An article by Maria Lanteri
“Today we woke up with a wounded, aching and polarized country” tweeted Ruta Pacífica de las Mujeres on May 5, 2021. The comment was made in reference to the riots that took place in the city of Cali during the national strike that began on April 28, 2021, which was characterized by violent repression, paramilitarism, illegal arrests and torture of peaceful protesters. What began then is a movement still linkable to the peace agreement signed in 2016 by the Government with the Fuerzas Armadas Revolucionarias de Colombia (FARC).
Since the beginning of the national strike, tens of thousands of people have begun to protest against the tax reform announced by the government of center-right president Iván Duque. On May 2nd, Duque backtracked by announcing the withdrawal of the project, that according to critics would have affected above all the middle class and the poorest sections of the population, already hit by a serious economic crisis. Even after the resignation of the Minister of the Economy, Alberto Carrasquilla, the protests did not stop. Indeed, they have expanded into a radical critique of the government and of its management of the Covid-19 pandemic.
Ruta Pacífica de las Mujeres is a feminist movement that works to reach a negotiated reconciliation of the armed conflict in Colombia. When President Duque ordered the dispatch of the army to numerous cities, including Cali, on 28 May, he did nothing but fuel protests in a country marked by more than fifty years of armed conflict. National Police officers, particularly the Mobile Riot Squad (Esmad), were reported to have employed excessive and unnecessary force. In addition, armed civilians engaged in urban paramilitary actions in support of the National Police. Under the benevolent and tolerant gaze of the latter, these civilians attacked demonstrators and human rights defenders.

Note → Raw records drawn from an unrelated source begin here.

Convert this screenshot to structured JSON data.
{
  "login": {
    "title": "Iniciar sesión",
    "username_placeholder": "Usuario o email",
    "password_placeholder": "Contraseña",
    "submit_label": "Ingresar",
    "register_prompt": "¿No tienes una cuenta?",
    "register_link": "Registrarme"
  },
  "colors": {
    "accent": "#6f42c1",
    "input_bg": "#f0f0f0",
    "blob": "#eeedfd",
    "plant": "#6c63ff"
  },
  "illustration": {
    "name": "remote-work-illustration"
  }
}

The Ruta Pacífica de las Mujeres movement, engaged since 1996 in avenging the rights of the Colombian population, now denounces the recent events and declares that responsible for the serious violations of human rights a group including the president, Iván Duque; the Minister of Defense, Diego Molano; the governor of Valle del Cauca, Clara Luz Roldan and the mayor of Santiago de Cali, Jorge Iván Ospina, as they had authorized the militarization of the city. The movement asks for the government to listen to its people and to the international community (United States Congress, European Union, United Nations, Human rights watch and Amnesty international) that has already spoken on the imperative necessity to stop the acts of indiscriminate violence and respect the rights of those who protest.

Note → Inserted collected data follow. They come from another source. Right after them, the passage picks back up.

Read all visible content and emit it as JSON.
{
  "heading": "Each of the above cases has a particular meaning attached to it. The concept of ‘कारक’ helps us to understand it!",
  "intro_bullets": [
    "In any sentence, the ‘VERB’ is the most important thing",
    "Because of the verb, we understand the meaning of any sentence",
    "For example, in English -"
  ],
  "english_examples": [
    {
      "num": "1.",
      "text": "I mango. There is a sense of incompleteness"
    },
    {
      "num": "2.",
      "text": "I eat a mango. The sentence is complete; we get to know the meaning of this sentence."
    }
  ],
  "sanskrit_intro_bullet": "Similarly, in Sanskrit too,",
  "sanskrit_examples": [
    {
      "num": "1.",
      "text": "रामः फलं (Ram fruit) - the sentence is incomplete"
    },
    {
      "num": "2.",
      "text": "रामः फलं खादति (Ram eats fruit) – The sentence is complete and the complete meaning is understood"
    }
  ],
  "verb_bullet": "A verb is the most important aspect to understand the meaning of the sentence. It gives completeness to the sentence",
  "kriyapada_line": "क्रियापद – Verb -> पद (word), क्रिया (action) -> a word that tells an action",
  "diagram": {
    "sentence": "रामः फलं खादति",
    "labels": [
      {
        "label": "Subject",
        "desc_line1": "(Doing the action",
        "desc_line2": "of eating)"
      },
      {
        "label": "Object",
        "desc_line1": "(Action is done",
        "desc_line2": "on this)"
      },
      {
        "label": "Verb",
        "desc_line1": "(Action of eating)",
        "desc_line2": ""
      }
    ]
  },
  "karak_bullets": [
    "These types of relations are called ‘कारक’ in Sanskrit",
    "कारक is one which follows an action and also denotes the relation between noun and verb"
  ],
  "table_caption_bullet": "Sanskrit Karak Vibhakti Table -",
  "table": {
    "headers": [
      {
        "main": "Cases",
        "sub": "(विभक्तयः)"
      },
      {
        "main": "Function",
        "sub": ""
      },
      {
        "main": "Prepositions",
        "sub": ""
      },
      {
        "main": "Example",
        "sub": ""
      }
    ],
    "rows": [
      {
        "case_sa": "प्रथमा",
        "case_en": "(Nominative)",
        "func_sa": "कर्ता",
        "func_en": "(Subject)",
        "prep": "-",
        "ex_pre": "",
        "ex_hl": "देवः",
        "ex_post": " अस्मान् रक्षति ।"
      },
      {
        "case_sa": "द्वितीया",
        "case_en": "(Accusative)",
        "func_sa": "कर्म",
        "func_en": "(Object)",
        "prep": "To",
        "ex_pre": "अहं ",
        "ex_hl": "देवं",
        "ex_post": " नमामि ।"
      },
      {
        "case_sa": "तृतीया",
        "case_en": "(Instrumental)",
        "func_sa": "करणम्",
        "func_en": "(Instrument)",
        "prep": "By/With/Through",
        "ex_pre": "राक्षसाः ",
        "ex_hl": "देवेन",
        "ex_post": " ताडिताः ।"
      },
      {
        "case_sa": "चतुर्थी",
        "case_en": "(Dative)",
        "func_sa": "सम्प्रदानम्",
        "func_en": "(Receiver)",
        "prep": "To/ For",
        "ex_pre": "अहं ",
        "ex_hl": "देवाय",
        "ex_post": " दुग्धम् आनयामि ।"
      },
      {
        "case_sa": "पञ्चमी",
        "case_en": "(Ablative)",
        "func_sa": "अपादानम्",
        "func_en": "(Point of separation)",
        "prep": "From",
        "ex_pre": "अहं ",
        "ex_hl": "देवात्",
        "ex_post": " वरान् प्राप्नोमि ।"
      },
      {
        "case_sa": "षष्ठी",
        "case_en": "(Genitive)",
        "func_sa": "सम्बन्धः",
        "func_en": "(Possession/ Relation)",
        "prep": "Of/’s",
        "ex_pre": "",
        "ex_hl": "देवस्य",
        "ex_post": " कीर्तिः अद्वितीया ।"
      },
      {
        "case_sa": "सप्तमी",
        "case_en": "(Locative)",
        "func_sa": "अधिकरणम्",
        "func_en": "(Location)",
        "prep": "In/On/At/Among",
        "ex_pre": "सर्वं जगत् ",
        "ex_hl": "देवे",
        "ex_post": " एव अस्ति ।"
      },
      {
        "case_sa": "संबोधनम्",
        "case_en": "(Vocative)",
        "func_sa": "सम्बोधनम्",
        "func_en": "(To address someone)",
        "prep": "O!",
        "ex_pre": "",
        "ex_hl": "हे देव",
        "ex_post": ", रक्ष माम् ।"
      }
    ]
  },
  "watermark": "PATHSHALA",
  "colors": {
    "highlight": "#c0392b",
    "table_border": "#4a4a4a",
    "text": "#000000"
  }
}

The Government has too often ignored grave warnings about the effects of inequality and growing rural violence in the country. In order to change the situation, Ruta Pacífica de las Mujeres calls for social mobilization to express disagreement against war, as an effective way to resolve conflicts; and to demonstrate that Peace is not limited to the negotiation of armed conflict but is also the moral, ethical and cultural reconstruction of each city or region.

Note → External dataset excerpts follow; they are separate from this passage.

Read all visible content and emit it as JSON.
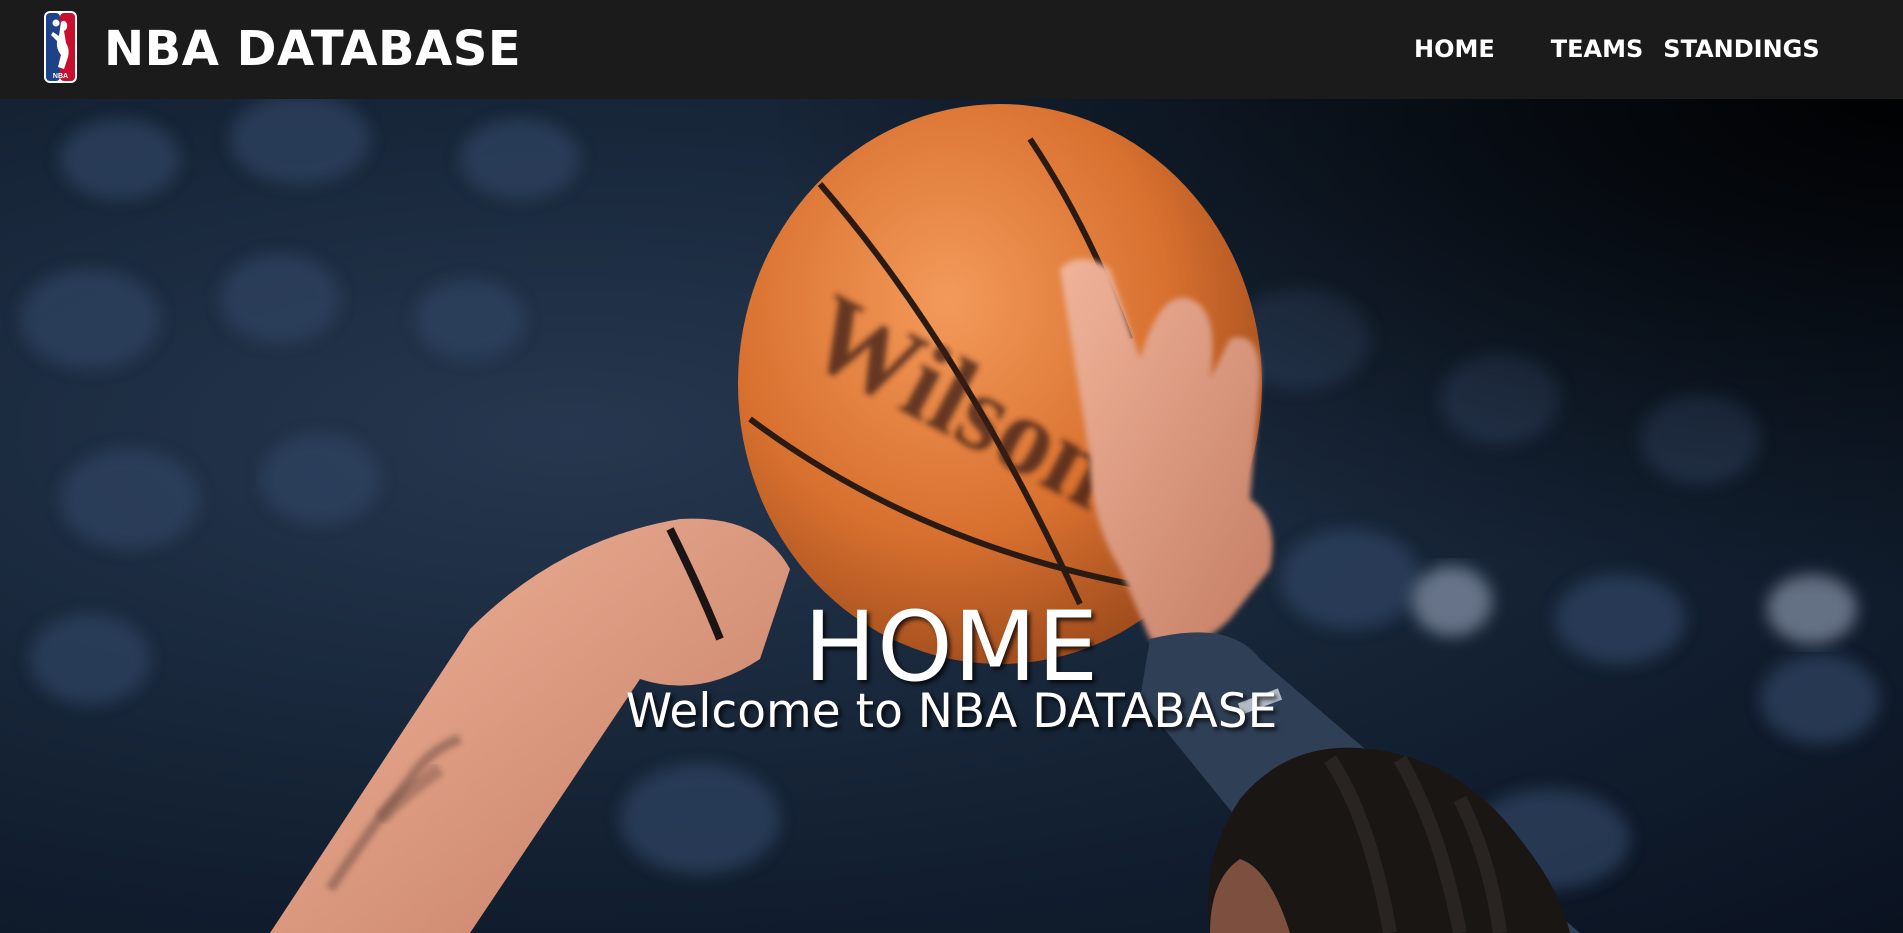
{
  "header": {
    "brand": "NBA DATABASE",
    "logo_icon": "nba-logo-icon",
    "nav": [
      {
        "label": "HOME"
      },
      {
        "label": "TEAMS"
      },
      {
        "label": "STANDINGS"
      }
    ]
  },
  "hero": {
    "title": "HOME",
    "subtitle": "Welcome to NBA DATABASE",
    "background_image": "basketball-shot-photo",
    "ball_brand": "Wilson"
  },
  "colors": {
    "navbar": "#1b1b1b",
    "text": "#ffffff",
    "logo_blue": "#1d428a",
    "logo_red": "#c8102e"
  }
}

Since its foundation, the Movement has mobilized more than 10,000 women. It therefore appears to be the female movement with the best systematic articulation and permanent mobilization to a programmatic proposal after the Suffragettes.
On 19 July 2021, President Duque presented a Plan for an overall transformation of the National Police which should have respect for human rights at its center. The next day, however, Amnesty International received complaints about the excessive use of force by the ESMAD in various cities, including Bogotá, Barranquilla, Cali and Medellín, where numerous demonstrators were injured. According to Colombian journalist and political scientist Ariel Ávila, director of the Paz y reconciliación foundation, with unemployment at fifteen percent, rising poverty, the closure of dozens of small businesses and the old strategy of claiming that protests are infiltrated by criminals and terrorists, the government has once again shown that it is completely disconnected from reality.
«We hope that the reforms announced by President Duque will not just remain on paper, but that they will resume those already ordered by the Supreme Court in September 2020 and really change the modus operandi of the National Police towards peaceful demonstrators» declares Guevara-Rosas, human rights lawyer and Amnesty International Director of the Americas.